Background: Dependence on high-dose benzodiazepines (BZDs) is well known and discontinuation attempts are generally unsuccessful. A well established protocol for high-dose BZD withdrawal management is lacking. We present the case of withdrawal from high-dose lorazepam (>20 mg daily) in an unemployed 35-year-old male outpatient through agonist substitution with long-acting clonazepam and electronic monitoring over 28 weeks. Methods: All medicines were repacked into weekly 7 × 4 cavity multidose punch cards with an electronic monitoring system. The prescribed daily dosages of BZDs were translated into an optimal number of daily tablets, divided into up to four units of use. Withdrawal was achieved by individual leftover of a small quantity of BZDs that was placed in a separate compartment. Feedback with visualization of intake over the past week was given during weekly psychosocial sessions. Results: Stepwise reduction was obtained by reducing the mg content of the cavities proportionally to the leftovers, keeping the number of cavities in order to maintain regular intake behavior, and to determine the dosage decrease. At week 28, the primary objectives were achieved, that is, lorazepam reduction to 5 mg daily and cannabis abstinence. Therapy was continued using multidrug punch cards without electronic monitoring to maintain the management system. At week 48, a smaller size weekly pill organizer with detachable daily containers was dispensed. At week 68, the patient’s therapy was constant with 1.5 mg clonazepam + 5 mg lorazepam daily for anxiety symptoms and the last steps of withdrawal were started. Conclusions: Several key factors led to successful withdrawal from high-dose BZD in this outpatient, such as the use of weekly punch cards coupled with electronic monitoring, the patient’s empowerment over the withdrawal process, and the collaboration of several healthcare professionals. The major implication for clinical care is reduction by following the leftovers, and not a diktat from the healthcare professionals.

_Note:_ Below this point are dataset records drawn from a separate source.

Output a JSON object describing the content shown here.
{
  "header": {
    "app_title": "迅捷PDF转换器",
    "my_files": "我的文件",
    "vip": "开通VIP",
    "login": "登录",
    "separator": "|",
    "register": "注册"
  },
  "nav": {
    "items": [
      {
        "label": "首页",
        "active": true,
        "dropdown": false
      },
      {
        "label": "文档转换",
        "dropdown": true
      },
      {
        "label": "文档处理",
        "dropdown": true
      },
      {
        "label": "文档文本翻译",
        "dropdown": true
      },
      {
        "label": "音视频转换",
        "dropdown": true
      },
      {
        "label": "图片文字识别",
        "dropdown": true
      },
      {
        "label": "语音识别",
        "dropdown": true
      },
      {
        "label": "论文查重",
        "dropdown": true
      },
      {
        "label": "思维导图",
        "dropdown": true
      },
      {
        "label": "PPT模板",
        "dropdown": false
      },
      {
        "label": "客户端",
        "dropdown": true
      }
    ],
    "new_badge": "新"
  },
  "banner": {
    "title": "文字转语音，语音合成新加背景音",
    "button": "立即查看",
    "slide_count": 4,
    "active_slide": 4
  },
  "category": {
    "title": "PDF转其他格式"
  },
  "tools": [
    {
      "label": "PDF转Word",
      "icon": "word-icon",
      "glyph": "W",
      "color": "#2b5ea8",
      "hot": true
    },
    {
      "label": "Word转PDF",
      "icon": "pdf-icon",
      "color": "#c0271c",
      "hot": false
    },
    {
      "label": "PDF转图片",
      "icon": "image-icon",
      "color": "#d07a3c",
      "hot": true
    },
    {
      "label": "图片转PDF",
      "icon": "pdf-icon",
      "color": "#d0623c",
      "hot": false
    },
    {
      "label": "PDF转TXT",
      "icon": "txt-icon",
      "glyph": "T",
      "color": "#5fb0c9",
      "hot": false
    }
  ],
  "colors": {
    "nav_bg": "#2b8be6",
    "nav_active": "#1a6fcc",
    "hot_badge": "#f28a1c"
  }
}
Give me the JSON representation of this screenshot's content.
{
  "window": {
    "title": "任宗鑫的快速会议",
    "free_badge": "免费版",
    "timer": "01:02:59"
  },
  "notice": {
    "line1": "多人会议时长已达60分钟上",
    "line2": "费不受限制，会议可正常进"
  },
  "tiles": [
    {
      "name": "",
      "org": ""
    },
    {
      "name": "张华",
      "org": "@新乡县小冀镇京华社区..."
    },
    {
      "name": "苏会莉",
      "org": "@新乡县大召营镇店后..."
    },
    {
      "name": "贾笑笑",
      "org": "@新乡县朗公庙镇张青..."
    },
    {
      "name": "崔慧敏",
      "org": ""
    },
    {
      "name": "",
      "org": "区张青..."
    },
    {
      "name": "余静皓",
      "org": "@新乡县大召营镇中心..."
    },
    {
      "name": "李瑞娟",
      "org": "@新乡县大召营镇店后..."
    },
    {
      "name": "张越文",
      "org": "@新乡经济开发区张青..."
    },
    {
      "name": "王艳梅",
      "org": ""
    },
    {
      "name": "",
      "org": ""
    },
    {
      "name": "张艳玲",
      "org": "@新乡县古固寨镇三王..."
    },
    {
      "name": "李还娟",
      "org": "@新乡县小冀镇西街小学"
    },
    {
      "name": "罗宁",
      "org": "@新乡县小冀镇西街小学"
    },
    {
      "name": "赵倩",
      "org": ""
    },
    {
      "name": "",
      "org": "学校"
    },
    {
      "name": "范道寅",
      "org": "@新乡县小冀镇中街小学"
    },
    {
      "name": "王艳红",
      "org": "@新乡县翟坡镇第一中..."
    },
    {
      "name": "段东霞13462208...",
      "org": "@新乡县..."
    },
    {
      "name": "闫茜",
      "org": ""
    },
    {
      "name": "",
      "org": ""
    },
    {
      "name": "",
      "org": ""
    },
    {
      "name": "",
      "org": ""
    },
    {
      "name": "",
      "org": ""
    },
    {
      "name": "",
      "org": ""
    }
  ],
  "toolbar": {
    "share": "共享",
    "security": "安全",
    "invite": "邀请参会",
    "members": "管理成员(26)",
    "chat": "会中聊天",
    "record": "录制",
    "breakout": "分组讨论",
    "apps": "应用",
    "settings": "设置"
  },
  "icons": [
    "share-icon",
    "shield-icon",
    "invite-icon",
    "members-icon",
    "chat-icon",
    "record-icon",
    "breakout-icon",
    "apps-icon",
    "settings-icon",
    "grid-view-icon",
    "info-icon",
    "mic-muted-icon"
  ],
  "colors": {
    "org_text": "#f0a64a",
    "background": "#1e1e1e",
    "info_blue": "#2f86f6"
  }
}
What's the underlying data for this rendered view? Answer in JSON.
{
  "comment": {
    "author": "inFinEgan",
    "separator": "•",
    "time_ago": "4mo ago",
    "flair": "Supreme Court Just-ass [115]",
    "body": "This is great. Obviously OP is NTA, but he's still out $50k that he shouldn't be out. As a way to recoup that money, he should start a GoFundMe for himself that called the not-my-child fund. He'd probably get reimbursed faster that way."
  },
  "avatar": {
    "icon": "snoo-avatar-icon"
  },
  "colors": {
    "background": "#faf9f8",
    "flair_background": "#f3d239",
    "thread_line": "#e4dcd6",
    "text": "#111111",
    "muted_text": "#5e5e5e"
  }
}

Novel Medication Supply Model Guarantees Adequate Management and High Adherence to Polypharmacy in Older Opioid Users – Preliminary Results with Outpatients

Background: Life expectancy of older drug users has increased, primarily thanks to opioid agonist treatment (OAT). Nursing homes are often not adapted to accommodate patients with substance use disorders. Although care and adherence to polypharmacy in older opioid users need considerable resources e.g., daily visits to an outpatient clinic, outpatient treatment and surveillance are provided as long as possible. We developed a novel medication supply model with an electronic dispenser of pre-packed medications located at patient home, after allowing for law requirements concerning the dispensing of opioids, and present preliminary results from three illustrative outpatients. Methods: The community pharmacy provided unit-of-dose pouches with all solid oral medications directly to patient home. Opioids for substitution were obtained at the addiction clinic in at least weekly intervals, otherwise in the pouches. The pouches were loaded into a lockable, remote-controlled medication management aid that was programmed according to the patient’s medication schedule. The dispenser reminds patients with acoustic alerts to take their medication and records dates and times of medication retrievals. It automatically sends an alert if a patient misses to retrieve a dose. Results: Our three outpatients used the electronic dispenser during 659, 118 and 61 days, with a total of 5, 9, and 18 pills to take daily at 1, 3 and 5 intake times, respectively. The majority of the doses were taken on the preset time (94%, 68.2% and 73.7%) or deliberately in advance (pocket dose). Clinical benefits were initiation and maintenance of a therapy for dementia over 18 months and suppression of HIV viral load over 1.8 years (patient 1), prevention of further dose escalation of pain medication (patient 2) and release of prompts to initiate the existential task of cooking (patient 3). Conclusion: Our novel supply model allows adequate implementation and persistence of complex treatments with outpatients. Clinical outcomes improved, patients and caregivers were satisfied, and resources were saved.